Comment 18 for bug 326718

Revision history for this message
floid (jkanowitz) wrote :

Figures, I sit down to finally debug this and find that glibc 2.9-0ubuntu12 was released yesterday; it contains a patch which appears to... well, at least patch the issue. Lookups, even with apt, appear to be working with this version!

So is the fix appropriate? From the changelog:

glibc (2.9-0ubuntu12) jaunty; urgency=low

  * debian/patches/all/fedora-nss_dns-gethostbyname4-disable.diff: Patch
    from Fedora 2.9-3 to temporarily disable _nss_dns_gethostbyname4_r,
    which caused problems for systems with broken IPv6 connectivity
    (LP: #313218, https://bugzilla.redhat.com/show_bug.cgi?id=459756).

I am having trouble finding this particular .diff - where am I supposed to look? - but assume it is substantially similar to:

http://pasky.or.cz/~pasky/dev/glibc/glibc-2.10-dns-no-gethostbyname4.diff

found via Google.

...so apparently parallel lookups were codified as _nss_dns_gethostbyname4_r. Fair enough.

That version bears the following comment: "This should work in theory, but it turns out that many cheap DSL modems and similar devices have buggy DNS servers - if the AAAA query arrives too quickly after the A query, the server will generate only a single reply with the A query id but returning an error for the AAAA query; we get stuck waiting for the second reply."

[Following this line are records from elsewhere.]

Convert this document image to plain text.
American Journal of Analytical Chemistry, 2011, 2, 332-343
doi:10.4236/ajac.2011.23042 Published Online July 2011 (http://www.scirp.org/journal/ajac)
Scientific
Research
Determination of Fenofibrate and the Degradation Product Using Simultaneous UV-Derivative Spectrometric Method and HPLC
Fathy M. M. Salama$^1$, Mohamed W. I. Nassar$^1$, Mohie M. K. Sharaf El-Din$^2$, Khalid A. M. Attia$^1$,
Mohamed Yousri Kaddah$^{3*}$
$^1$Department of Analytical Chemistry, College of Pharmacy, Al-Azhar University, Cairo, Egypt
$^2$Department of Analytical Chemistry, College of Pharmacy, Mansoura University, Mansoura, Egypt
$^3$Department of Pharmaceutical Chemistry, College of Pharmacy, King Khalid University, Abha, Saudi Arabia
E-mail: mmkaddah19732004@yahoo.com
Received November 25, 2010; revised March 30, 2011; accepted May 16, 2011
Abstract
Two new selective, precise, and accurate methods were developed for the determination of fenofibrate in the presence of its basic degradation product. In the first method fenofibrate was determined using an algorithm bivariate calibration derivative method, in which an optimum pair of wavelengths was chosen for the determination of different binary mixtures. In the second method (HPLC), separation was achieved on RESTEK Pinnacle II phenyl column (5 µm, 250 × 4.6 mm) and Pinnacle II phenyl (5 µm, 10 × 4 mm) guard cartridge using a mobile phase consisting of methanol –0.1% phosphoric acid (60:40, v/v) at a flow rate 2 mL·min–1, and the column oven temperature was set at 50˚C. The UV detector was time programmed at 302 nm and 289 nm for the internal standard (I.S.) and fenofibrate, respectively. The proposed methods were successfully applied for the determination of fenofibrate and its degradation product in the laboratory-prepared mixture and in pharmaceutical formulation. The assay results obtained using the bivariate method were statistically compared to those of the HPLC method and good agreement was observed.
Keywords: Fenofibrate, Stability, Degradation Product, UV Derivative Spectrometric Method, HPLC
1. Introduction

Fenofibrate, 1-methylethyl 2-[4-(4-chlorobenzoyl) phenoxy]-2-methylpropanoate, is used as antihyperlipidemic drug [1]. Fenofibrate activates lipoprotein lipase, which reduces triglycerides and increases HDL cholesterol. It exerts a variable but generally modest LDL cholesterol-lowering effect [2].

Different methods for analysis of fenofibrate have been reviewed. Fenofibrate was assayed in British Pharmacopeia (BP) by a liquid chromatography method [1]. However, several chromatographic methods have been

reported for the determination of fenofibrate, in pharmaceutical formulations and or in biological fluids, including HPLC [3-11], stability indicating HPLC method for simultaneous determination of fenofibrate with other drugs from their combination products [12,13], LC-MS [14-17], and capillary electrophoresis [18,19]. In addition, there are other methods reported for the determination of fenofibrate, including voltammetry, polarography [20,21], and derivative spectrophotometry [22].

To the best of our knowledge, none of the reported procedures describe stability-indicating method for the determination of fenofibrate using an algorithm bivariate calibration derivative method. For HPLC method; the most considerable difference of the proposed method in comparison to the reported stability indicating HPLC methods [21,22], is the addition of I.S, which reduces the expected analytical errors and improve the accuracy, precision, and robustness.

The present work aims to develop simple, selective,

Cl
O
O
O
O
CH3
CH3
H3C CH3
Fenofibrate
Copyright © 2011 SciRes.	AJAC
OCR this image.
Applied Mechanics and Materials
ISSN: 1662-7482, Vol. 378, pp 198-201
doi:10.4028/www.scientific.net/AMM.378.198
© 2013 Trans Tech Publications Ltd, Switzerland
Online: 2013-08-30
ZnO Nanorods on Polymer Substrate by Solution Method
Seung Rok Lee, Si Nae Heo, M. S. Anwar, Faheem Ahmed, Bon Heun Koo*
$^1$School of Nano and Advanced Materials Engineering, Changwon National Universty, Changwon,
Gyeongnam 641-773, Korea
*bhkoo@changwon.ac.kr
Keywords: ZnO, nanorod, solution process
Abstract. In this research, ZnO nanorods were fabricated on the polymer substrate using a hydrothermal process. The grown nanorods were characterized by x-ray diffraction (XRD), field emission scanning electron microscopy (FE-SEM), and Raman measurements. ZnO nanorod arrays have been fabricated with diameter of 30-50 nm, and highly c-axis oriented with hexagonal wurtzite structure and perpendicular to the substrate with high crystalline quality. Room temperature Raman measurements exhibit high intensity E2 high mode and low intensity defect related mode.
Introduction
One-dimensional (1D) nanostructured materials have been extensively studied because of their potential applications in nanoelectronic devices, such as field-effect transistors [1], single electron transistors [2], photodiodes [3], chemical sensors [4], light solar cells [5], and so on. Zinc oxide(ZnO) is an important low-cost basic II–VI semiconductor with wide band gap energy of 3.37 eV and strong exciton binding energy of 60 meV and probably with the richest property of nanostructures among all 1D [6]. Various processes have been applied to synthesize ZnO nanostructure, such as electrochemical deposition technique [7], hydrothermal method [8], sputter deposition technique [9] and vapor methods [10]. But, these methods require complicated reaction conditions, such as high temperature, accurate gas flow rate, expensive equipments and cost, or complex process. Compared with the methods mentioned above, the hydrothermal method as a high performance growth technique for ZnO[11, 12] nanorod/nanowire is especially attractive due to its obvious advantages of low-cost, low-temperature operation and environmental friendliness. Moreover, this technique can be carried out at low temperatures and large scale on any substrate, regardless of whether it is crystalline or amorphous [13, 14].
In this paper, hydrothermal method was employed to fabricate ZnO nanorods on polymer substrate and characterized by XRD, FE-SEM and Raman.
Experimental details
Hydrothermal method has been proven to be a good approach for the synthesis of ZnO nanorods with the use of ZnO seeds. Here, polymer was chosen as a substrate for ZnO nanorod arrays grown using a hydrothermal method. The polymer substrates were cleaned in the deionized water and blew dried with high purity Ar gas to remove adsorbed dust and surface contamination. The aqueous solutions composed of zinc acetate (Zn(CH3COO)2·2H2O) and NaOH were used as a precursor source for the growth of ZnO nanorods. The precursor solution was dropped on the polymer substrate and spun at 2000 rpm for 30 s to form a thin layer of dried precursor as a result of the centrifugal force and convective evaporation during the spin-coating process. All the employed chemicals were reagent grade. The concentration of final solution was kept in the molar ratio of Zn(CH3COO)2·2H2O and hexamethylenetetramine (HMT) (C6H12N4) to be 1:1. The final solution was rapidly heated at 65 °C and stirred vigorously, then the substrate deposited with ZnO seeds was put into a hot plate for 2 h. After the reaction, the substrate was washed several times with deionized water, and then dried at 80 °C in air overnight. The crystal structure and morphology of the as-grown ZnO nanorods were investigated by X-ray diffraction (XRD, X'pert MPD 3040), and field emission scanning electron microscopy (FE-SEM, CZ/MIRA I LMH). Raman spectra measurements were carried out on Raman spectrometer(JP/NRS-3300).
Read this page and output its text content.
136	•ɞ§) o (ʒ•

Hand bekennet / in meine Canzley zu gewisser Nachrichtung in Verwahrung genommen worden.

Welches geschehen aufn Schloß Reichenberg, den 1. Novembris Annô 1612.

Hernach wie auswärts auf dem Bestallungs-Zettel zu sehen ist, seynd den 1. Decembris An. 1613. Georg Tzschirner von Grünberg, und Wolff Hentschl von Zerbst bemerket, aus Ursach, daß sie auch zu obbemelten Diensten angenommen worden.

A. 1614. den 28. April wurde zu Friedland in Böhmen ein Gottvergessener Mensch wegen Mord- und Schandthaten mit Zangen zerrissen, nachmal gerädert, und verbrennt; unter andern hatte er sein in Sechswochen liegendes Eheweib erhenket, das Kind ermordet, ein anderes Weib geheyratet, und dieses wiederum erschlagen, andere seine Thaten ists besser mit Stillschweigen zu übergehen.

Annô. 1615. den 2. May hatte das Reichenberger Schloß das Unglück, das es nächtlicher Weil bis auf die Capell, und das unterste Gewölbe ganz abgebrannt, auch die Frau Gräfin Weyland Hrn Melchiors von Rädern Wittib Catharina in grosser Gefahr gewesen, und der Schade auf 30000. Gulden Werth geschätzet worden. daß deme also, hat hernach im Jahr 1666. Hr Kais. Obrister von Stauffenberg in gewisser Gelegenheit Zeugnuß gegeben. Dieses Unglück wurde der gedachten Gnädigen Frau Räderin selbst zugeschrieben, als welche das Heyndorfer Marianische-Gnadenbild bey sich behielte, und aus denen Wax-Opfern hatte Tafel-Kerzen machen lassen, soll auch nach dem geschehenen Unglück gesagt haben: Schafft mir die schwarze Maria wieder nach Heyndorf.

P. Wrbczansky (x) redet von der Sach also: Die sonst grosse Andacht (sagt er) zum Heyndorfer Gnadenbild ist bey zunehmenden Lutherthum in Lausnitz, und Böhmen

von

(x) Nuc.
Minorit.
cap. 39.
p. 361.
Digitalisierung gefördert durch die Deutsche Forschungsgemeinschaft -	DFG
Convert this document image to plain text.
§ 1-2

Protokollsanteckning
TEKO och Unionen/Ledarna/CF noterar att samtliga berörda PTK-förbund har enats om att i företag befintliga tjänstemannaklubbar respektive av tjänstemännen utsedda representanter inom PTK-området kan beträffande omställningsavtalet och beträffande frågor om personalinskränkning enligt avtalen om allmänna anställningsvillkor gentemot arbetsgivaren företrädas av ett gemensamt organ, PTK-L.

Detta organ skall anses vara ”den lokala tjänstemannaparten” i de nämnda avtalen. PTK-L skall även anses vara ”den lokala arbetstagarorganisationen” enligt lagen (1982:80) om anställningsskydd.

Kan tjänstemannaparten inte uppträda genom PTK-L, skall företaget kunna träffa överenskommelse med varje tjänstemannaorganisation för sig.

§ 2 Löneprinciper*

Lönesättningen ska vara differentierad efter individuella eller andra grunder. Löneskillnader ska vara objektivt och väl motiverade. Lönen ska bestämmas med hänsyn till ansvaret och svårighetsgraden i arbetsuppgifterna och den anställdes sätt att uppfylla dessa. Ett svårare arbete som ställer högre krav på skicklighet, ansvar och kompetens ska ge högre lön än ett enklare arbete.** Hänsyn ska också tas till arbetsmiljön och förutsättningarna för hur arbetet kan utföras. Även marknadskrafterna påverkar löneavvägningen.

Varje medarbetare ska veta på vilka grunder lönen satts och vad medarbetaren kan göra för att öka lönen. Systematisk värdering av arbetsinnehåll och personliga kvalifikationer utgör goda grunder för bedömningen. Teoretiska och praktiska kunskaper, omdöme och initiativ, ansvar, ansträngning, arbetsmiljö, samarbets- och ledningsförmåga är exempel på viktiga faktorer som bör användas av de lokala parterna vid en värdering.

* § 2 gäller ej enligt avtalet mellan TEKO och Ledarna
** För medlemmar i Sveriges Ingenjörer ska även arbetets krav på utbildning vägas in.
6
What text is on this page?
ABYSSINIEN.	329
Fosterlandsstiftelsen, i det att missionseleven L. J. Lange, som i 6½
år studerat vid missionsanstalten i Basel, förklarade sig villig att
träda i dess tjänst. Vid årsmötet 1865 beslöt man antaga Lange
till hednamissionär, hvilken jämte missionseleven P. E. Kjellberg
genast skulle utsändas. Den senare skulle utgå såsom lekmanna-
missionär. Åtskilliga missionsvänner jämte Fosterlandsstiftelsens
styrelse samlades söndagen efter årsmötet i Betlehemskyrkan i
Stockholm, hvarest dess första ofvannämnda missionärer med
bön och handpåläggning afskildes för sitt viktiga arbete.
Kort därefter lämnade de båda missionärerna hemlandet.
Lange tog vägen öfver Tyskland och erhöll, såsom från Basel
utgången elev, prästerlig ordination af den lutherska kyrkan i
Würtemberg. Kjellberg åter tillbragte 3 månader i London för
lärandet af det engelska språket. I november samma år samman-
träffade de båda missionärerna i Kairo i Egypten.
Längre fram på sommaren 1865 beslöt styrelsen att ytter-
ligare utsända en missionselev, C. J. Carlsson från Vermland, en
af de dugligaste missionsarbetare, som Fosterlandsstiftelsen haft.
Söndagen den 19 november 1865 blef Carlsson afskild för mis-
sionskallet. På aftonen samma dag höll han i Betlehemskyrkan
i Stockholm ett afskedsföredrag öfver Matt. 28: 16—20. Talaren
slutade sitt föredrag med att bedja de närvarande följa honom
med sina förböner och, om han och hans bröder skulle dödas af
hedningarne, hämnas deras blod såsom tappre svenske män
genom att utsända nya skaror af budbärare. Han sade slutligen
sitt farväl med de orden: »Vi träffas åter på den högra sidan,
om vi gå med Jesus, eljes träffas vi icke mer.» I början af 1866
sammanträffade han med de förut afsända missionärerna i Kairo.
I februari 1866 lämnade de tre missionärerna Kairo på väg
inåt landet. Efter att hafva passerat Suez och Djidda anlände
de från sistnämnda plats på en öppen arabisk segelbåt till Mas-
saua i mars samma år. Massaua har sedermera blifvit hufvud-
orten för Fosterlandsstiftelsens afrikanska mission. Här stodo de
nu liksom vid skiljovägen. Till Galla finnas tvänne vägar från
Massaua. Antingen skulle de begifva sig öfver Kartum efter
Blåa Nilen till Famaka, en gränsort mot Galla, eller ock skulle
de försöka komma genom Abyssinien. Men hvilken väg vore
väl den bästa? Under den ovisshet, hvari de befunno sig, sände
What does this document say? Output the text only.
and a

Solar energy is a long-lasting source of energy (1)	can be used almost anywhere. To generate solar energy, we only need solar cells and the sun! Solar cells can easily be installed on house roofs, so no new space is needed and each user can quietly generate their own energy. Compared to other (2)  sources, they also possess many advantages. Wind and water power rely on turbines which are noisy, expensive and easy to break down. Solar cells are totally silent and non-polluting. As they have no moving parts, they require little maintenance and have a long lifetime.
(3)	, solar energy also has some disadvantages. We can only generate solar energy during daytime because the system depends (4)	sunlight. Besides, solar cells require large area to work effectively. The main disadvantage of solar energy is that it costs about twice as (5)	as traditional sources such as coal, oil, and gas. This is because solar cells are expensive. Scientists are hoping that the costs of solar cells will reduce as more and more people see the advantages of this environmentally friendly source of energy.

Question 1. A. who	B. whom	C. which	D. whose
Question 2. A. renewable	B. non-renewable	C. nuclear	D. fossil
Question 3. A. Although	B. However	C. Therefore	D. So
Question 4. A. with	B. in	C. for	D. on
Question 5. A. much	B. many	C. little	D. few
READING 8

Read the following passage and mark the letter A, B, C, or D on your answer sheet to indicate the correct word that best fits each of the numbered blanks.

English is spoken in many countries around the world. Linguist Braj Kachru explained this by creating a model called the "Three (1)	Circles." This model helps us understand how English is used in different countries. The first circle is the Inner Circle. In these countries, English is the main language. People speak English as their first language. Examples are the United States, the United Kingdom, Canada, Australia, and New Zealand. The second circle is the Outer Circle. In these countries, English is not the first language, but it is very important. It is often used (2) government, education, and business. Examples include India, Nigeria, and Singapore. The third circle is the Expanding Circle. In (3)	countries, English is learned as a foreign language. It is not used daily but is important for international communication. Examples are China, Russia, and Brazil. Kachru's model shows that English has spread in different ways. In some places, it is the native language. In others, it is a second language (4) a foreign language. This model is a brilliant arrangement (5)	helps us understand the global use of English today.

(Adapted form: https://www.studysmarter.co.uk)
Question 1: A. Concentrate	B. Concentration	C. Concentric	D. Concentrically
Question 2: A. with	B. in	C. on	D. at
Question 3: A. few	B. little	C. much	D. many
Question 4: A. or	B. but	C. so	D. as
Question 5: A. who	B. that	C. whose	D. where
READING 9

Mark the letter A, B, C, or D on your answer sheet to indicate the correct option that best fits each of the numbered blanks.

This blames "cheap DSL modems and similar devices," but If I understand my own dumps (see: tcpdump_snippet - search race.txt for example) with the "broken" resolver, this was not the case for my configuration: separate queries were issued from the same source port but with different IDs, the nameserver properly responded to both, then for inexplicable reasons the resolver reissued the same queries (reusing the same IDs, but a new source port) a second time, before blindly trying a third set of requests with the search domain appended. Rather than "getting stuck waiting," it rapidly repeated itself.

Clearly something was screwy with the resolver algorithm, rather than the particular DNS server, unless I have overlooked some subtle noncompliance in the responses. If I get a chance, I hope to explore the "_nss_dns_gethostbyname4_r" behavior in greater depth and come to an absolute and reasoned conclusion. :}

To reiterate, though: In the meantime, this patch, reverting to the earlier strategies, does seem to "fix everything."